You can't prove IPC is lower, you can't find JF say he talks about anything other than server performance, server performance is relevant just not to you.
Except I'm not? If Bulldozer was clocked 1GHZ higher, and overclocked 1GHZ higher than SB, it might be worthwhile, even with the low IPC.
IPC inherently improves performance across the board however.
This is not an accurate statement, at all, what you I assume meant to say was, performance per core improvements inherantly increases performance across the board........... IF you make no sacrifices in the architecture to raise per core performance.

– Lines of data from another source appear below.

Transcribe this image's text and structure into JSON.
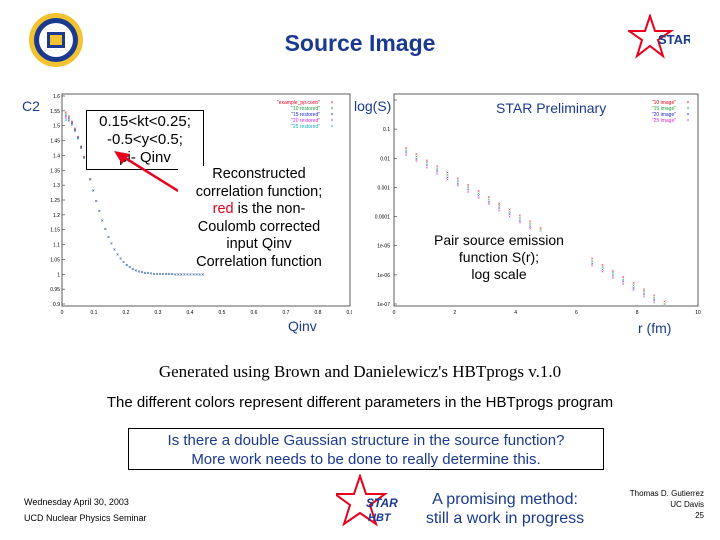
{
  "slide": {
    "title": "Source Image",
    "footer_date": "Wednesday April 30, 2003",
    "footer_seminar": "UCD Nuclear Physics Seminar",
    "author": "Thomas D. Gutierrez",
    "affiliation": "UC Davis",
    "page_number": "25"
  },
  "left_plot": {
    "ylabel": "C2",
    "xlabel": "Qinv",
    "y_ticks": [
      "1.6",
      "1.55",
      "1.5",
      "1.45",
      "1.4",
      "1.35",
      "1.3",
      "1.25",
      "1.2",
      "1.15",
      "1.1",
      "1.05",
      "1",
      "0.95",
      "0.9"
    ],
    "x_ticks": [
      "0",
      "0.1",
      "0.2",
      "0.3",
      "0.4",
      "0.5",
      "0.6",
      "0.7",
      "0.8",
      "0.9"
    ],
    "legend": [
      "\"example_pp.corin\"",
      "\"10 restored\"",
      "\"15 restored\"",
      "\"20 restored\"",
      "\"25 restored\""
    ],
    "cuts_text": [
      "0.15<kt<0.25;",
      "-0.5<y<0.5;",
      "pi- Qinv"
    ],
    "annotation_lines": [
      "Reconstructed",
      "correlation function;",
      "is the non-",
      "Coulomb corrected",
      "input Qinv",
      "Correlation function"
    ],
    "annotation_red_word": "red"
  },
  "right_plot": {
    "ylabel": "log(S)",
    "xlabel": "r (fm)",
    "y_ticks": [
      "1",
      "0.1",
      "0.01",
      "0.001",
      "0.0001",
      "1e-05",
      "1e-06",
      "1e-07"
    ],
    "x_ticks": [
      "0",
      "2",
      "4",
      "6",
      "8",
      "10"
    ],
    "legend": [
      "\"10 image\"",
      "\"15 image\"",
      "\"20 image\"",
      "\"25 image\""
    ],
    "preliminary": "STAR Preliminary",
    "annotation_lines": [
      "Pair source emission",
      "function S(r);",
      "log scale"
    ]
  },
  "hbtprogs_line": "Generated using Brown and Danielewicz's HBTprogs v.1.0",
  "colors_line": "The different colors represent different parameters in the HBTprogs program",
  "question_lines": [
    "Is there a double Gaussian structure in the source function?",
    "More work needs to be done to really determine this."
  ],
  "promising_lines": [
    "A promising method:",
    "still a work in progress"
  ],
  "logos": {
    "star_text": "STAR",
    "hbt_star_text": "STAR",
    "hbt_text": "HBT"
  },
  "colors": {
    "title_blue": "#1a3a8f",
    "star_red": "#e8001c",
    "series_red": "#e8001c",
    "series_green": "#1f9e3a",
    "series_blue": "#2424d8",
    "series_magenta": "#d02ad0",
    "series_cyan": "#18a8b8"
  }
}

In reality AMD could not fit 8 "wider" cores on a Bulldozer die, its that simple. Unlike you I have from day one said, per core performance IS irrelevant. There isn't a single thing I'd do on a 2500k, 2600k or Bulldozer, or Phenom x4/x6 where single threaded performance matters any more. There isn't a single game I own, going back 15 years that is single threaded that won't run great on a Bulldozer, new games are all multithreaded, some of them are heavily multithreaded, performance in all of them is more than ample, and going into the future more games will be more heavily multithreaded thereby using the bulldozer more effectively.
Anyway I went a little off track there, to raise IPC as you see it, performance per core on a single thread, you WOULD need a more robust front end AND another integer pipe, maybe a little more FPU aswell, this would all have made it impossible to have 8 cores on a die. So you'd end up with 4 "fat" cores, faster in single thread, same speed or even maybe slower in heavily multithreaded applications. Heavy multithreading IS the future, bringing a new architecture out now, which will carry over for the next 4-5 years at least, and focusing on single threaded performance WOULD end AMD, its that simple. Basing an architecture that needs to be competitive in 5 years, on single threaded performance, would be beyond stupid.
In your magical world of make believe where you can make the cores wider with no die size penalty and increase the single threaded performance, sure, that would be great, but we don't live in the land of Martini makes up the rules of physics.
It's software that can't utilise the threads.
Pretty much in the majority of situations, only half of the integer cores will be getting used lol.
I really have no idea what you are getting at with this, it seems to be not the first time where you suggest a 10-25% performance bump in single threaded performance is laughable as it won't improve 8 threaded performance.........
Yet in any other post all you complain about is single threaded performance, and randomly ignore the fact that with 8 threads Bulldozer beats the 2600k multiple times and the 2500k almost every time. So the one area it would bump performance is the one area you complain about but this is somehow.... laughable.
More importantly, with a 15-25% bump in single threaded performance in 4 or less threaded performance, Bulldozer would likely beat the x6/x4 in almost every single situation with mostly similar clock speeds.
Lets be honest, you talked crap about Bulldozer when you didn't understand it, you talked crap and literally lied about what other people had supposedly said about it ( You have indeed accused me of saying Bulldozer would be awesome and be faster than Sandybridge, when I was infact one of the few to point out exactly why it would not), you're still talking crap about Bulldozer even ignoring all facts now known. You consistantly call it slower than an X6/x4/previous gen, despite multiple situations in which it trashes the x6/x4, which are, as it happens, area's where software will be going more frequently in the coming years and, meh, not much else needs to be said.
You've been trolling this thread since the start, posting more ill informed crap than anyone else, doing a bit of a "raven" by trying to hype expectation about what you think it should do, then coming in after and saying how crap it is and you seem to have a fundamental lack of knowledge about errm, everything in which you talk about.